Had JS introduced this syntax without it being anywhere else I would be completely with you: it would just be weird and unnecessarily complicated.

I find this syntax very clear too (though I still prefer function () { ... } for most functions). It has the merit to make some code using small functions, often somewhat functional, lighter to read. But this is a matter of taste, of course.


So that's how test.each works in jest!! Catharsis!


Ah, so it's actually used somewhere, and in a widespread tool above all? :-)


Like some sort of perverse Andy and Bill's law, the more powerful CSS selectors we have, the sloppier document structures get.

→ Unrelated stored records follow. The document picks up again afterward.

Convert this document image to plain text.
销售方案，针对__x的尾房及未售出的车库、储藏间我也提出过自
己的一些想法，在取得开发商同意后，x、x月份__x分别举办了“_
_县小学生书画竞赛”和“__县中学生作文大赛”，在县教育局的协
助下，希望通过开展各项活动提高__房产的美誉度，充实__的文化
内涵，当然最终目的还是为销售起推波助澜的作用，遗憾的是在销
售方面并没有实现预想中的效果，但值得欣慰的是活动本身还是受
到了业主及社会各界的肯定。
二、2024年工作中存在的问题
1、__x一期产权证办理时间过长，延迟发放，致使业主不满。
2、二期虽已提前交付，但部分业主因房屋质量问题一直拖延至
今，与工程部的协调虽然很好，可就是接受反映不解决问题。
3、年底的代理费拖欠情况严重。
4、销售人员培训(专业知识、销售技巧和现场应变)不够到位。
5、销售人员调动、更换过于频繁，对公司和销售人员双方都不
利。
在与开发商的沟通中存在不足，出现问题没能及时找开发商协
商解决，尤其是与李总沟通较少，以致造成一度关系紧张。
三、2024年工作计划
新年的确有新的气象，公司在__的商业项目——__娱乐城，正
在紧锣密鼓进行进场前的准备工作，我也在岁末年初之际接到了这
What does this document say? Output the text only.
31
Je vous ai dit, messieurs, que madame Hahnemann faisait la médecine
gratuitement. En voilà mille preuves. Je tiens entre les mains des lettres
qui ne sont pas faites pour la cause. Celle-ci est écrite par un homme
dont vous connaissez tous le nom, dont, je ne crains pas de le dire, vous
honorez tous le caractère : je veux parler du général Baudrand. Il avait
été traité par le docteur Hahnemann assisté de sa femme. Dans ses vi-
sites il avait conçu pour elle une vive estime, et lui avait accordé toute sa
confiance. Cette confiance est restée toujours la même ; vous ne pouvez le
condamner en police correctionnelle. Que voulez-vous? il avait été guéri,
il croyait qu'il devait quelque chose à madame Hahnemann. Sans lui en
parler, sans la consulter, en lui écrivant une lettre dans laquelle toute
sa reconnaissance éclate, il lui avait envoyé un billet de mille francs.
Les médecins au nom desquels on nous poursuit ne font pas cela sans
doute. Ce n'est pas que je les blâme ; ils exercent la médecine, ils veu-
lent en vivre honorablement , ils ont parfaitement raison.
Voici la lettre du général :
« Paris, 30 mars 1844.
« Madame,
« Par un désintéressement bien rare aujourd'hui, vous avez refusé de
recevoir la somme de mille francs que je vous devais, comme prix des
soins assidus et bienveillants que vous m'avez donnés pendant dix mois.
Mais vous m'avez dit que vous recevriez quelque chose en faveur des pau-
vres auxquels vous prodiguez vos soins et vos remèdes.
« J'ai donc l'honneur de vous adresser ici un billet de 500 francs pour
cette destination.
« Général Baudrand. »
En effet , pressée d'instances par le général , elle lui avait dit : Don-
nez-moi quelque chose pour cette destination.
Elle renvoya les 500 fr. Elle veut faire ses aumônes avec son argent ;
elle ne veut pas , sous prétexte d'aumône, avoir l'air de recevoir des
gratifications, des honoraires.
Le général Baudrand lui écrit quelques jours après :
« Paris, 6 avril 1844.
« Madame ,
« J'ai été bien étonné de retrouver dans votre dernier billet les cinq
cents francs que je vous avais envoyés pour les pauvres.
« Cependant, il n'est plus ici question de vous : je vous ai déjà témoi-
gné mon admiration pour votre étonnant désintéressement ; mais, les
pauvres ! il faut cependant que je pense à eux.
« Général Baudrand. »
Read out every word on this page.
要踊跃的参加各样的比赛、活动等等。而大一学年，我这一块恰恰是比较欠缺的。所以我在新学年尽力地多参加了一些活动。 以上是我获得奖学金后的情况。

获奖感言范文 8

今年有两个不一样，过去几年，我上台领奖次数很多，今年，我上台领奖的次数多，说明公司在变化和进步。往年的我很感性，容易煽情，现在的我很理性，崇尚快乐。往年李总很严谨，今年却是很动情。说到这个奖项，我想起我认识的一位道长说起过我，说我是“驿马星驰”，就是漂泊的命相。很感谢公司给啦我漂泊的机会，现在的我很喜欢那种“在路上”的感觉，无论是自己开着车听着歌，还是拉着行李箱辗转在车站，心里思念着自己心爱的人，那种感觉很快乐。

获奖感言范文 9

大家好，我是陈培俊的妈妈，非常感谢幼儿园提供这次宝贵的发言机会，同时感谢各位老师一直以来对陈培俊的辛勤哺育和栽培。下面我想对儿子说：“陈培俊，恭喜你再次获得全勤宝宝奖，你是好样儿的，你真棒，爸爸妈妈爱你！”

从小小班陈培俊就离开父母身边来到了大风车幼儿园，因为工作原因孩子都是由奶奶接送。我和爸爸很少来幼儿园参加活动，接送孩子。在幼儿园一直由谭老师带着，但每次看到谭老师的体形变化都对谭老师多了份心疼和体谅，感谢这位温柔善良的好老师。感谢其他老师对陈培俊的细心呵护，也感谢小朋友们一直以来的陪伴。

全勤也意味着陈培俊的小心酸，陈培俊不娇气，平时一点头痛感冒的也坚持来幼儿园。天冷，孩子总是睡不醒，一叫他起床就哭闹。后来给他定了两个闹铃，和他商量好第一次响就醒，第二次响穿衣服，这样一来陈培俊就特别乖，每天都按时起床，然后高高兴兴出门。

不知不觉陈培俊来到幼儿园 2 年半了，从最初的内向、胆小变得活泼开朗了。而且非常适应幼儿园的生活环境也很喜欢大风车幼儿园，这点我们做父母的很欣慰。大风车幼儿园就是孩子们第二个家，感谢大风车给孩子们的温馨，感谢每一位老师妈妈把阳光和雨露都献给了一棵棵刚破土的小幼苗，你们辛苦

They're not that complex if you understand CSS

And let's face it… to understand the example code you only need understand what > + * do in CSS

Using intrinsic sizing, and the sorts of approaches Andy Bell suggests reduces the volume of CSS enormously and can often get rid of media queries and huge numbers of selectors that get repeated across viewport sizes

I'd really encourage you to watch this talk by Andy https://www.youtube.com/watch?v=5uhIiI9Ld5M


It is one of those things as an outsider you think that something is overly complex, and then you learn it, and understand that it's complex because the issue it is tackling is dynamic which often requires a level of complexity to apply over.

I had the same thought with Regex before learning it. Now I can read it like css selectors, and you'll notice that the complex patterns are that way because they have to cover dynamic situations (using ranges, lookbehind/lookahead, etc).